Because IPv6 addresses are long, they are written in hexadecimal and compressed by collapsing runs of zeros with a double colon. If you are working with verbose IPv6 addresses, the IPv6 Compress tool shrinks them to their canonical short form (and expands them back) so the prefix boundaries are easier to read. The core concept, though, is identical to IPv4: the number after the slash tells you how many leading bits identify the network.

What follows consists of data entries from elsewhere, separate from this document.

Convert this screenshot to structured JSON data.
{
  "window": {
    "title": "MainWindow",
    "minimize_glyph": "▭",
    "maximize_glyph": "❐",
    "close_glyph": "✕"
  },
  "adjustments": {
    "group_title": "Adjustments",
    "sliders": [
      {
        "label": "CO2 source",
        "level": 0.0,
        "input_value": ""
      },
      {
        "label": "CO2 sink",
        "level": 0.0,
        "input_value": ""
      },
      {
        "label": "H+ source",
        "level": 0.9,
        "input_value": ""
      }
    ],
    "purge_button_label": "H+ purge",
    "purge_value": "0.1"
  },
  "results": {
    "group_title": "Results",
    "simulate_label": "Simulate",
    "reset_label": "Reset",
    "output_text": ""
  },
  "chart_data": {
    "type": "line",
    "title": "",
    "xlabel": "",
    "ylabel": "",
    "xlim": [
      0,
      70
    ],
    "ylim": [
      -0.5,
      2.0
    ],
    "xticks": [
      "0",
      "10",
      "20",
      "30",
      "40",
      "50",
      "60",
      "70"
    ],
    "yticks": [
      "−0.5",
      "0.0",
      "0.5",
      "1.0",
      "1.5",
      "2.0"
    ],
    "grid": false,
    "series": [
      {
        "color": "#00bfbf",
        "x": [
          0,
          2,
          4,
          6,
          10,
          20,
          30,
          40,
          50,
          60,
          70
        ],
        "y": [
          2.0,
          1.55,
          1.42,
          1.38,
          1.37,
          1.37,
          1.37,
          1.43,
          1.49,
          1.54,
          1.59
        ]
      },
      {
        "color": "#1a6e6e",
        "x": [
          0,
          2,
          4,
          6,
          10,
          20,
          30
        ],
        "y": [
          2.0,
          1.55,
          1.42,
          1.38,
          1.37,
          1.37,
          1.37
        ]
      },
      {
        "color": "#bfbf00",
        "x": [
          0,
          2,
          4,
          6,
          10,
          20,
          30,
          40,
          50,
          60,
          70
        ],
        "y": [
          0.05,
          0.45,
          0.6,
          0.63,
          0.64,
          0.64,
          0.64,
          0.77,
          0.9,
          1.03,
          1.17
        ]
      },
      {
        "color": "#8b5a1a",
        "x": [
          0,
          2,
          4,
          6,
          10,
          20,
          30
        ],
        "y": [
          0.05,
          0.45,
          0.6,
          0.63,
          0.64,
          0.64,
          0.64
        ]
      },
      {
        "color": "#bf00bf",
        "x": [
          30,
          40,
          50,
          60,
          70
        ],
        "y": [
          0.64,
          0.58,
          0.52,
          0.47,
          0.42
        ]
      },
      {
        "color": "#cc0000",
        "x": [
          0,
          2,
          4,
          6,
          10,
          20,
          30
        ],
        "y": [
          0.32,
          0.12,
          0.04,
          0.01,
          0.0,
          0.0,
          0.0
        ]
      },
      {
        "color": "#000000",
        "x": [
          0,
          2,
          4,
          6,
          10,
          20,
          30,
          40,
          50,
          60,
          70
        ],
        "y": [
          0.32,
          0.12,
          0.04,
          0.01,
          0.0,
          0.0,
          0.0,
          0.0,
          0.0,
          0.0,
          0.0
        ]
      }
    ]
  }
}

Is /24 the same as 255.255.255.0? Yes. The /24 simply counts the twenty-four network bits, and 255.255.255.0 writes those same bits out as a dotted-decimal mask. They are two notations for one boundary.

Why does a /24 have 254 usable hosts and not 256? Of the 256 total addresses, the first is reserved as the network address and the last as the broadcast address, leaving 254 that you can assign to devices.

How do I know how many subnets I get when I borrow bits? Each borrowed host bit doubles the subnet count: borrow 1 bit for 2 subnets, 2 bits for 4, 3 bits for 8, and so on. The hosts per subnet halve at the same rate.

What is the fastest way to check my math? Enter the address and prefix into the Subnet Calculator calculator to see the network, broadcast, usable range, and host count, and use IP to Dec / Bin / Hex if you want to inspect the underlying binary.